When the Crompton factory was built, much of it was done in secret, because of the extent of the machinery inside it, which would have provoked hostility from other independent producers. Crompton was still powered by water. What brought about the next major transformation was the introduction of steam engines, which meant that factories could be built in towns, and far more powerful machines put into action. It is that qualitative increase in the volume of output that leads to the first ever crisis of overproduction, which breaks out in 1825. 

Paul briefly describes the way the workers, in this early period, not only begin to organise to demand better wages etc., but also begin to organise the night schools, friendly societies, and so on, referred to earlier. And, alongside this, they also begin to demand political reforms. But, Paul skips over a further element here that complicates the narrative he is presenting. That is that, whilst, on the one hand, the workers come increasingly into conflict with capital, in the workplace, in the wider society, they find themselves in alliance with capital against the old landed aristocracy, in relation to these political reforms. As I've pointed out elsewhere, it was not just workers protesting at St. Peter's Fields. The industrial bourgeoisie were also represented there, also raising its demands for political reform, which eventually came about with the 1832 Reform Act

Paul also makes a lot of the case of those male spinners defending their jobs against them being taken over by women. As he says, it's not the last time such a thing could be seen. More recently it is action to protect “British jobs for British workers”. But, again, the situation is more complex than Paul presents. Paul blames Engels for providing Marx with a distorted picture based upon his interviews with male workers, lined up for him by Mary Burns. However, a look through Capital I, in the sections on the role of machinery shows Marx quoting at length from the official reports of the Factory Inspectors, and Parliamentary Commissions etc. Indeed, part of the reason for female employment on the machines declining, was as a result of capitalists sacking women workers, in response to the limitations on female hours of work, brought about by the Factory Acts, and a corresponding increase in the length of the working day of male workers. 

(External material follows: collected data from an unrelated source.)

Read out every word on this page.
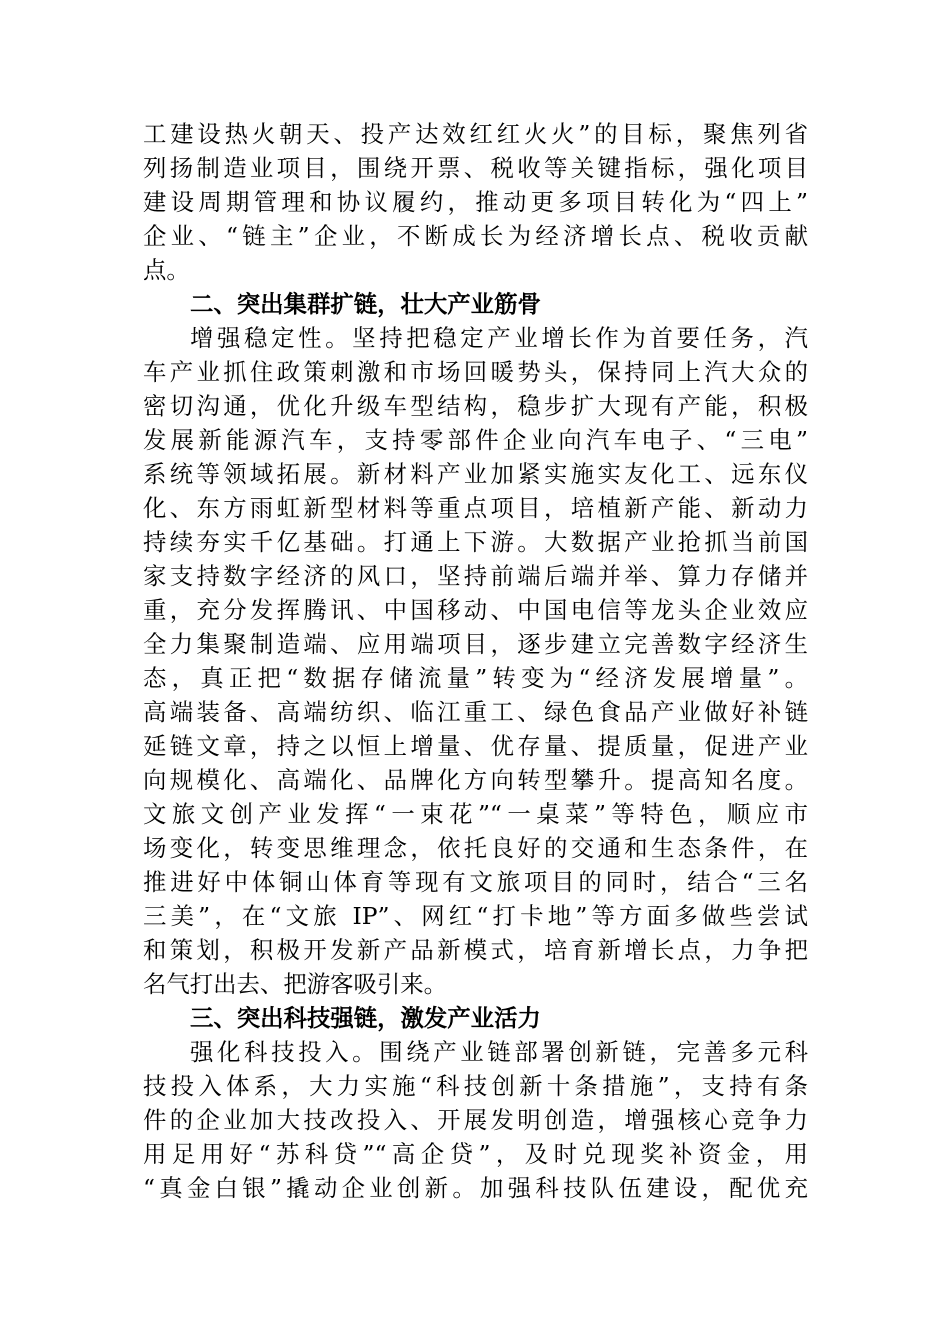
工建设热火朝天、投产达效红红火火”的目标，聚焦列省
列扬制造业项目，围绕开票、税收等关键指标，强化项目
建设周期管理和协议履约，推动更多项目转化为“四上”
企业、“链主”企业，不断成长为经济增长点、税收贡献
点。
二、突出集群扩链，壮大产业筋骨
增强稳定性。坚持把稳定产业增长作为首要任务，汽
车产业抓住政策刺激和市场回暖势头，保持同上汽大众的
密切沟通，优化升级车型结构，稳步扩大现有产能，积极
发展新能源汽车，支持零部件企业向汽车电子、“三电”
系统等领域拓展。新材料产业加紧实施实友化工、远东仪
化、东方雨虹新型材料等重点项目，培植新产能、新动力
持续夯实千亿基础。打通上下游。大数据产业抢抓当前国
家支持数字经济的风口，坚持前端后端并举、算力存储并
重，充分发挥腾讯、中国移动、中国电信等龙头企业效应
全力集聚制造端、应用端项目，逐步建立完善数字经济生
态，真正把“数据存储流量”转变为“经济发展增量”。
高端装备、高端纺织、临江重工、绿色食品产业做好补链
延链文章，持之以恒上增量、优存量、提质量，促进产业
向规模化、高端化、品牌化方向转型攀升。提高知名度。
文旅文创产业发挥“一束花”“一桌菜”等特色，顺应市
场变化，转变思维理念，依托良好的交通和生态条件，在
推进好中体铜山体育等现有文旅项目的同时，结合“三名
三美”，在“文旅 IP”、网红“打卡地”等方面多做些尝试
和策划，积极开发新产品新模式，培育新增长点，力争把
名气打出去、把游客吸引来。
三、突出科技强链，激发产业活力
强化科技投入。围绕产业链部署创新链，完善多元科
技投入体系，大力实施“科技创新十条措施”，支持有条
件的企业加大技改投入、开展发明创造，增强核心竞争力
用足用好“苏科贷”“高企贷”，及时兑现奖补资金，用
“真金白银”撬动企业创新。加强科技队伍建设，配优充
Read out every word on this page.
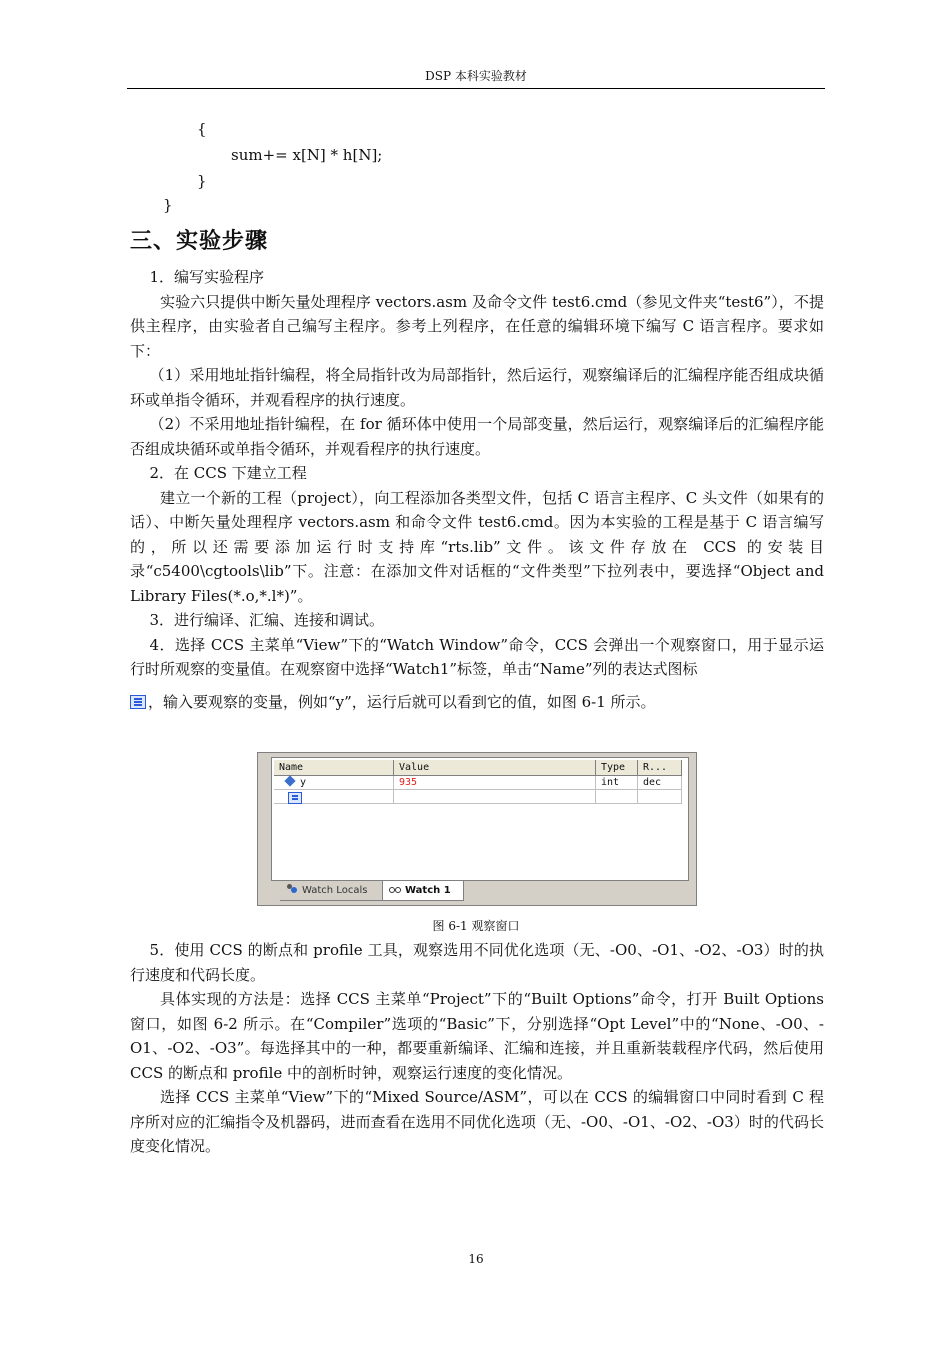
DSP 本科实验教材
{
sum+= x[N] * h[N];
}
}
三、实验步骤

1．编写实验程序

实验六只提供中断矢量处理程序 vectors.asm 及命令文件 test6.cmd（参见文件夹“test6”），不提供主程序，由实验者自己编写主程序。参考上列程序，在任意的编辑环境下编写 C 语言程序。要求如下：

（1）采用地址指针编程，将全局指针改为局部指针，然后运行，观察编译后的汇编程序能否组成块循环或单指令循环，并观看程序的执行速度。

（2）不采用地址指针编程，在 for 循环体中使用一个局部变量，然后运行，观察编译后的汇编程序能否组成块循环或单指令循环，并观看程序的执行速度。

2．在 CCS 下建立工程

建立一个新的工程（project），向工程添加各类型文件，包括 C 语言主程序、C 头文件（如果有的话）、中断矢量处理程序 vectors.asm 和命令文件 test6.cmd。因为本实验的工程是基于 C 语言编写的，所以还需要添加运行时支持库“rts.lib”文件。该文件存放在 CCS 的安装目录“c5400\cgtools\lib”下。注意：在添加文件对话框的“文件类型”下拉列表中，要选择“Object and Library Files(*.o,*.l*)”。

3．进行编译、汇编、连接和调试。

4．选择 CCS 主菜单“View”下的“Watch Window”命令，CCS 会弹出一个观察窗口，用于显示运行时所观察的变量值。在观察窗中选择“Watch1”标签，单击“Name”列的表达式图标

，输入要观察的变量，例如“y”，运行后就可以看到它的值，如图 6-1 所示。

Name	Value	Type	R...
y	935	int	dec
Watch Locals	Watch 1
图 6-1 观察窗口

5．使用 CCS 的断点和 profile 工具，观察选用不同优化选项（无、-O0、-O1、-O2、-O3）时的执行速度和代码长度。

具体实现的方法是：选择 CCS 主菜单“Project”下的“Built Options”命令，打开 Built Options 窗口，如图 6-2 所示。在“Compiler”选项的“Basic”下，分别选择“Opt Level”中的“None、-O0、-O1、-O2、-O3”。每选择其中的一种，都要重新编译、汇编和连接，并且重新装载程序代码，然后使用 CCS 的断点和 profile 中的剖析时钟，观察运行速度的变化情况。

选择 CCS 主菜单“View”下的“Mixed Source/ASM”，可以在 CCS 的编辑窗口中同时看到 C 程序所对应的汇编指令及机器码，进而查看在选用不同优化选项（无、-O0、-O1、-O2、-O3）时的代码长度变化情况。

16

But, the more important point, in relation to the introduction of machinery, and of labour-saving technologies, is that they create a relative surplus population, and it is this which increases competition between workers, reduces wages, and undermines the ability of labour to organise to resist. 

Unfortunately, Paul still suffers from the miseducation both he and I, received as members of Trotskyist organisations. He says, 

“Marx argued that the workers would abolish property because they lacked property; abolish class stratification because they could not benefit from it – and they would do it without the need to build up an alternative economy within the old system.” (p 184) 

But, Marx argued no such thing. Marx himself noted all of these independent working-class organisations that Paul noted above. These form part of what Marx calls workers' self-government. A look at what Marx says about cooperatives in his Inaugural Address, in his programme for the First International, and the Critique of the Gotha Programme, as well as in Capital III, Chapter 27, and in Value, Price and Profit, shows that he most certainly did believe that the workers had to build up an alternative economy within the existing system. 

What Marx does not say, and what he is quite right in rejecting, is that, having begun to establish such an alternative, it can simply develop peacefully to replace the existing system. The ruling-class would not allow that to happen, which is why the working-class is then led to engage in a political struggle to defend and extend its own forms of property, which must ultimately lead to a revolutionary overturn of the existing society.